20.07.2024 - 00:00 | Son Güncellenme:
Türk Kaplıca Tıbbı ve Balneoloji Derneği’nin resmi web sitesi olan www.termalspasaglik.com sitesinde yayınlanan termal sağlık ve kaplıca tarihini anlatan yazıya göre; kaplıca Türkçe sözcüktür ve kapalı ılıcadan türemiştir. Doğal sıcak suların-ılıcaların, özellikle sağlık amaçlı kullanıldığı ‘yöre’ veya ‘yapıları’ tanımlıyor. İngilizcedeki tam karşılığı ‘SPA’. Ancak hemen tüm dünya dillerinde kullanılan Latince kaynaklı ‘termal’ sözcüğü de aynı anlamı veriyor. Bu sözcük, bir dünya imparatorluğu olan Roma’nın hakim olduğu tüm topraklarda inşa ettiği görkemli ‘thermae’lerden geliyor ve sağlık ve rekreasyon için doğal sıcak su kullanımını ifade ediyor.
Yine bir dünya imparatorluğu olan Osmanlı, bu doğal sıcak su kullanım geleneğini geliştirerek sürdürmüş ve egemenlik alanlarına tıpkı Romalılar gibi yaymıştır. Roma hamamları ve Türk hamamları da bu kullanımının tipik örneklerini temsil ediyor.
Roma’nın thermae ve Osmanlının kaplıcaları Asya, Afrika ve Avrupa’da halen yaşıyor. Günümüzde termalizm veya kaplıca tıbbı kavramları ile ifade edilen kaplıcaların sağlık amaçlı bu tarihsel kullanımı, modern kanıta dayalı tıp yaklaşımı temelinde yeniden değerlendirilmekte ve geleneksel kullanımın yüzyıllara dayanan ampirik yararları üzerine bilimsel kanıtlar hızla artmaktadır.
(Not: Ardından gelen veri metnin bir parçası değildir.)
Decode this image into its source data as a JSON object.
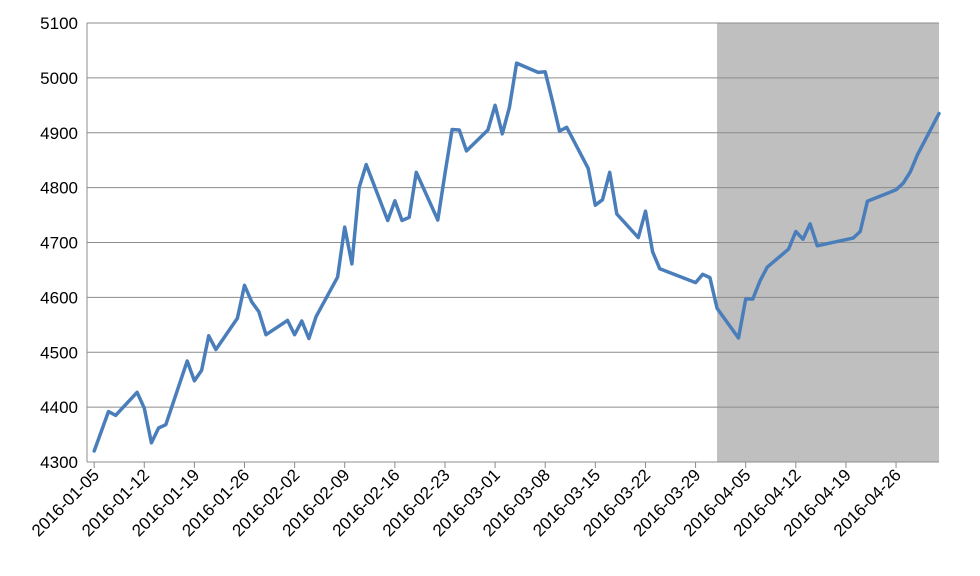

Kaplıca tedavisinin, çoğunlukla ortam değişimi ile birlikte olması, günlük yaşantının fiziksel, ruhsal ve sosyal streslerinden uzaklaşmayı sağlaması ve bir rekreasyon, dinlenme olanağı olması gibi özellikleri, kaplıca ziyaretlerinin, bir tatil yada bir turistik fenomen niteliğini taşımasını sağlamıştır. ABD, Kanada ve İngiltere gibi ülkelerde tedavi edici niteliği ile tanımlanmadığı için bu ülkelerde geleneksel termal-kaplıca kullanımının eksik kalan bu yönü, daha çok güzellik, estetik ve bakım yönünde ve sağlık turizmi modalitesi olarak doldurulmaya çalışılmış, Avrupa (Roma-Osmanlı) geleneğinin tek yönlü bir yorumu olan bir kaplıca/spa kavram ve olgusu ortaya çıkmış ve oldukça hızlı bir gelişim göstermiştir. Artık, termal su kaynaklarıyla bağlantılı, klasik termalin yerini ‘Salus Per Aquas’ın akronimi diye açıklanan SPA konsepti almıştır. Burada söz konusu düz su ile sağlıktır; doğal mineralli yada termal suyun yerini çeşme suyu ve bazen de bu suya karıştırılan mineral tuzları yada aromatik esanslar almıştır. Türkiye’de son yıllarda 5 yıldızlı şehir ve resort otellerinde ‘SPA’ ve deniz resortlarında ise SPA’ların deniz suyu kullanılanı olan ‘talasso’ birimleri neredeyse ‘olmazsa olmaz’ bir seçenek haline gelmiştir.